I hope that hon. Members opposite, and hon. Gentlemen on this side who
may be disposed in some degree to sympathise with them, will not for a
moment imagine that I am discussing this question in any spirit of
hostility to the landowners of Ireland. I have always argued that the
landowners of Ireland, in their treatment of this question, have
grievously mistaken not only the interests of the population, but their
own. I was told the other day by a Member of this House, who comes from
Ireland, and is eminently capable of giving a sound opinion upon the
point, that he believed the whole of Ireland might be bought at about
twenty years' purchase; but you know that the land of England is worth
thirty years' purchase, and I believe a great deal of it much more,--and
it is owing to circumstances which legislation may in a great degree
remove that the land of Ireland is worth at this moment so much less
than the land of England.

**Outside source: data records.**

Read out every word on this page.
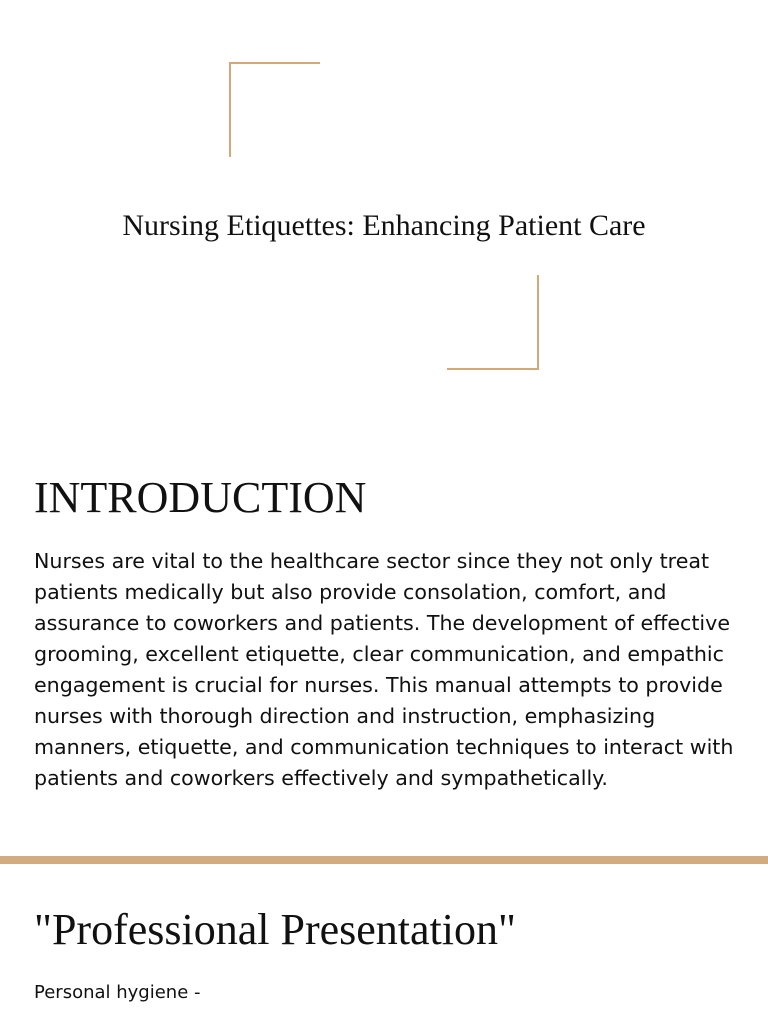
Nursing Etiquettes: Enhancing Patient Care
INTRODUCTION

Nurses are vital to the healthcare sector since they not only treat patients medically but also provide consolation, comfort, and assurance to coworkers and patients. The development of effective grooming, excellent etiquette, clear communication, and empathic engagement is crucial for nurses. This manual attempts to provide nurses with thorough direction and instruction, emphasizing manners, etiquette, and communication techniques to interact with patients and coworkers effectively and sympathetically.

"Professional Presentation"

Personal hygiene -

Coming back to the question of buying farms, I
put it to the House whether, if it be right to lend to landlords for
improvements, and to tenants for improving the farms of their landlords,
to those who propose to carry on public works, and to repair the ravages
of the cattle plague, I ask whether it is not also right for them to
lend money in cases where it may be advantageous to landlords, and where
they may be very willing to consent to it, to establish a portion of the
tenant-farmers of Ireland as proprietors of their farms.